German IT firm TNG Technology Consulting has released a new open-source AI model that is reportedly twice as fast as the DeepSeek R1-0528 variant from May it is based on. Released this week on the Hugging Face platform, DeepSeek-TNG R1T2 Chimera achieves its remarkable efficiency through a novel ‘Assembly-of-Experts’ technique.
This method merges components from three different parent models, including the original DeepSeek R1 and V3 models. The result is a model that retains high-level reasoning capabilities while generating answers with 60% fewer tokens, drastically cutting inference costs and response times for developers.
The AI developer community has responded with enthusiasm. On X, Hugging Face senior leader Vaibhav Srivastav wrote, “DAMN! DeepSeek R1T2 – 200% faster than R1-0528 & 20% faster than R1,” highlighting its performance gains. The model is available under a permissive MIT License, allowing for broad commercial use and modification.
Assembly-of-Experts: A Novel Approach to Model Creation
TNG’s “Assembly-of-Experts” (AoE) method represents a significant departure from conventional model creation. Instead of fine-tuning or retraining, AoE builds a new model by selectively merging the weight tensors from multiple pre-trained parents, a process detailed in a recent research paper from June.
The implementation focuses on merging the routed expert tensors—the parts of a model most responsible for specialized knowledge—while retaining the more efficient shared layers from faster parents. This “Tri-Mind” Chimera combines the reasoning of R1-0528, structured thought of R1, and conciseness of V3-0324.
This approach is distinct from the Mixture-of-Experts (MoE) architecture used in its parent models. While MoE is a runtime architecture that activates a fraction of a model’s “experts” for any given task, AoE is a construction technique that bakes the combined expertise into a single, more efficient final model.
Benchmarks: Balancing Raw Intelligence with Extreme Efficiency
The practical benefit of this technique is a powerful balance of intelligence and speed. According to benchmarks published by TNG, R1T2 Chimera achieves between 90% and 92% of the reasoning performance of its most powerful parent, R1-0528, on demanding tests like AIME and GPQA.
These benchmarks are designed to test sophisticated, multi-step reasoning that goes far beyond simple knowledge recall. However, the model’s key advantage is conciseness. It generates correct answers using approximately 40% of the tokens required by R1-0528, a 60% reduction in output length.
This directly translates to faster response times and lower compute costs, making it over twice as fast in practical terms. This efficiency was a hallmark of its V3 parent. After its March release, developer Awni Hannun said of the improved March 2025 variant of V3, “it’s the most powerful model I’ve ever run on my laptop,” after running it on his laptop. R1T2 Chimera successfully grafts this efficiency onto a stronger reasoning core.
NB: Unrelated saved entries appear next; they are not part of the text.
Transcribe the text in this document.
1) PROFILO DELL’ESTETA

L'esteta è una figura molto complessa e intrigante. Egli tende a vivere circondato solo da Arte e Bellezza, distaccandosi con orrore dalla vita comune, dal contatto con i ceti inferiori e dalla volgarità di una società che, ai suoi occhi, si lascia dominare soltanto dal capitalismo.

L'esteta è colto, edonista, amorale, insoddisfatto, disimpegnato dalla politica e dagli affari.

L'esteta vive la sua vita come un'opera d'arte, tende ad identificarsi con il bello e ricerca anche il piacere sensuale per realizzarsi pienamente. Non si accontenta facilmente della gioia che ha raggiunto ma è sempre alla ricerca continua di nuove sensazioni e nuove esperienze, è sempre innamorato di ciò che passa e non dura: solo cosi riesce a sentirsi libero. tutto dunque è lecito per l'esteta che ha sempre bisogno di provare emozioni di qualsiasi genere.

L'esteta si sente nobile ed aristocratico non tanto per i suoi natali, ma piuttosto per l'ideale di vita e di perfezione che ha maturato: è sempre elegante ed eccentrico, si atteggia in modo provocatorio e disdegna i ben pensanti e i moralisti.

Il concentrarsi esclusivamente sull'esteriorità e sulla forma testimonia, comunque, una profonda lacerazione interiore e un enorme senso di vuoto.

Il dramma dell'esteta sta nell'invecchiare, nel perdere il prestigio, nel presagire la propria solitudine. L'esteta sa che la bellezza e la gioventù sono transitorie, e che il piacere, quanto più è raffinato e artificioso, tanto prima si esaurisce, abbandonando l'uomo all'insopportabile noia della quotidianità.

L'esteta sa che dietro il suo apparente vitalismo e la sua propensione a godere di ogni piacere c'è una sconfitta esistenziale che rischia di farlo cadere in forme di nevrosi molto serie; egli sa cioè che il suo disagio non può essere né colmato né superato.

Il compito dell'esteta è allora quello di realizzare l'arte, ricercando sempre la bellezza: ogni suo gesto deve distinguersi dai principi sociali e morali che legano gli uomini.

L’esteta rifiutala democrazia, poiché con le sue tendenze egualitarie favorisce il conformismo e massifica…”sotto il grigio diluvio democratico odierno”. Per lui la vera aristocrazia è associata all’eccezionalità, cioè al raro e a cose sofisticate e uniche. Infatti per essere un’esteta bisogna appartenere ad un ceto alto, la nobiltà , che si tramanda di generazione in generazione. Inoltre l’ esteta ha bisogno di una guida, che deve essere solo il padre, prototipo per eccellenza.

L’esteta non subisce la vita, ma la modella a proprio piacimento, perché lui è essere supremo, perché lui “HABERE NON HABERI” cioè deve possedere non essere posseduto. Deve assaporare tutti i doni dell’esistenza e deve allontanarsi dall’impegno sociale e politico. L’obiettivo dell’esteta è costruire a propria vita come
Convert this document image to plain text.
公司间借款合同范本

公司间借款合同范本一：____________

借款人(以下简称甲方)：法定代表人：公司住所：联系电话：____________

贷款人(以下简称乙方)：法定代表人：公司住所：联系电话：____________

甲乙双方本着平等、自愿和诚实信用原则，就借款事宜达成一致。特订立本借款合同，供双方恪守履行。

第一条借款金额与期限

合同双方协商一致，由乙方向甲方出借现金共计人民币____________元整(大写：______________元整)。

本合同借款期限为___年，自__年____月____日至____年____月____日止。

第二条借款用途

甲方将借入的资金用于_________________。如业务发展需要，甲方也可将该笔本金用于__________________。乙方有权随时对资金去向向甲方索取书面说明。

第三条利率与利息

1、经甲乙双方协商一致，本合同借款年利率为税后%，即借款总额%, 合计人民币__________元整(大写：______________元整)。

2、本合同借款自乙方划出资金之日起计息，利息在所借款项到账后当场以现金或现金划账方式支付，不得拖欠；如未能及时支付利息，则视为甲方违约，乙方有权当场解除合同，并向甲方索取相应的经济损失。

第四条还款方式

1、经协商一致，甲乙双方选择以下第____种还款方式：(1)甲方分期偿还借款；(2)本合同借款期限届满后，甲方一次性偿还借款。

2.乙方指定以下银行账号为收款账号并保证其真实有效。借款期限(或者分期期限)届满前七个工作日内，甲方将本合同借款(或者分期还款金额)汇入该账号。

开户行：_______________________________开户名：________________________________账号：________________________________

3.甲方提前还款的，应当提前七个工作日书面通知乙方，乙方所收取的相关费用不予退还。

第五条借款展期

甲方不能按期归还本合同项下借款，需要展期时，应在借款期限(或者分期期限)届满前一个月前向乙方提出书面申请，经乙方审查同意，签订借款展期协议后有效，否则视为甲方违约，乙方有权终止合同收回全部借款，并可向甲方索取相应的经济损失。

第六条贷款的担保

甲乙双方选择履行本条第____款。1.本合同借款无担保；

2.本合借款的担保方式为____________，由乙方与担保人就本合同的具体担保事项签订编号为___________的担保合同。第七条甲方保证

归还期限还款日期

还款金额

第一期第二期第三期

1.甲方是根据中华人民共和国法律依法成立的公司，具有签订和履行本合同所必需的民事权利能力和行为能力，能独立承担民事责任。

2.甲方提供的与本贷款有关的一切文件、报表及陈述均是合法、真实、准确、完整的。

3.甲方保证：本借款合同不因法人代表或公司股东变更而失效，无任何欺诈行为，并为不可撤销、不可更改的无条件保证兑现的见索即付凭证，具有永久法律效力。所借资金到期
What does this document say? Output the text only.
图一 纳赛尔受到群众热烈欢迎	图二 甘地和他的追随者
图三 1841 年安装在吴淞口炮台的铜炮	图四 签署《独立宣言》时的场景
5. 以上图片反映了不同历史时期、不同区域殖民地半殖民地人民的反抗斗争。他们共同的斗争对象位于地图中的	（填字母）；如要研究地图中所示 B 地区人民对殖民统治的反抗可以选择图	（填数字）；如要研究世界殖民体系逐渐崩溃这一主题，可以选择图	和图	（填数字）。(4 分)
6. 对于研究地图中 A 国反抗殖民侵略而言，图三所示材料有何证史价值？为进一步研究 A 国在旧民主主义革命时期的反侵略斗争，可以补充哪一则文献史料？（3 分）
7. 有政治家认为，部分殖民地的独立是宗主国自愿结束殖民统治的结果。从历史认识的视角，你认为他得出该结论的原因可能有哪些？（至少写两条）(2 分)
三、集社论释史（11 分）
An Innovation Amid Geopolitical and Corporate Headwinds
The release of this highly efficient model comes at a turbulent time for its original creator, DeepSeek AI. The Chinese firm’s momentum has stalled, with its anticipated R2 model now indefinitely delayed. This is due to both internal performance dissatisfaction and the impact of US export controls on vital AI chips.
Simultaneously, DeepSeek faces mounting regulatory pressure in the West. In Germany, Berlin’s data protection authority has requested Apple and Google remove the DeepSeek app from stores, labeling it “unlawful content” due to illegal data transfer risks to China.
This follows a damning April report from the US House Select Committee on the CCP. Committee Chairman John Moolenaar stated, “this report makes it clear: DeepSeek isn’t just another AI app — it’s a weapon in the Chinese Communist Party’s arsenal…,” alleging the app is a tool for espionage and data harvesting. These external pressures create a complex backdrop for any technology derived from DeepSeek’s work.
Enterprise Deployment: Availability, Licensing, and Limitations
For enterprise technical leaders, R1T2 Chimera presents a compelling option. Its MIT license offers maximum flexibility for private hosting, customization, and deployment in commercial applications without licensing fees. The significant reduction in inference cost makes it ideal for high-throughput or real-time environments.
The cost savings are particularly relevant for applications like real-time customer support chatbots, large-scale document summarization, or internal knowledge base queries, where both speed and budget are critical. It places the model in a desirable quadrant on the performance-versus-cost curve.
However, TNG notes some current limitations. The model is not yet recommended for use cases requiring function calling or tool use, meaning it cannot reliably interact with external APIs. This limits its use in complex, automated workflows, though future updates may address this gap.
Furthermore, the company advises European users to assess their compliance with the EU AI Act, which has extraterritorial reach. Despite these caveats, the release of R1T2 Chimera by TNG marks a notable step in modular AI development, offering a glimpse into a future where models are assembled, not just trained.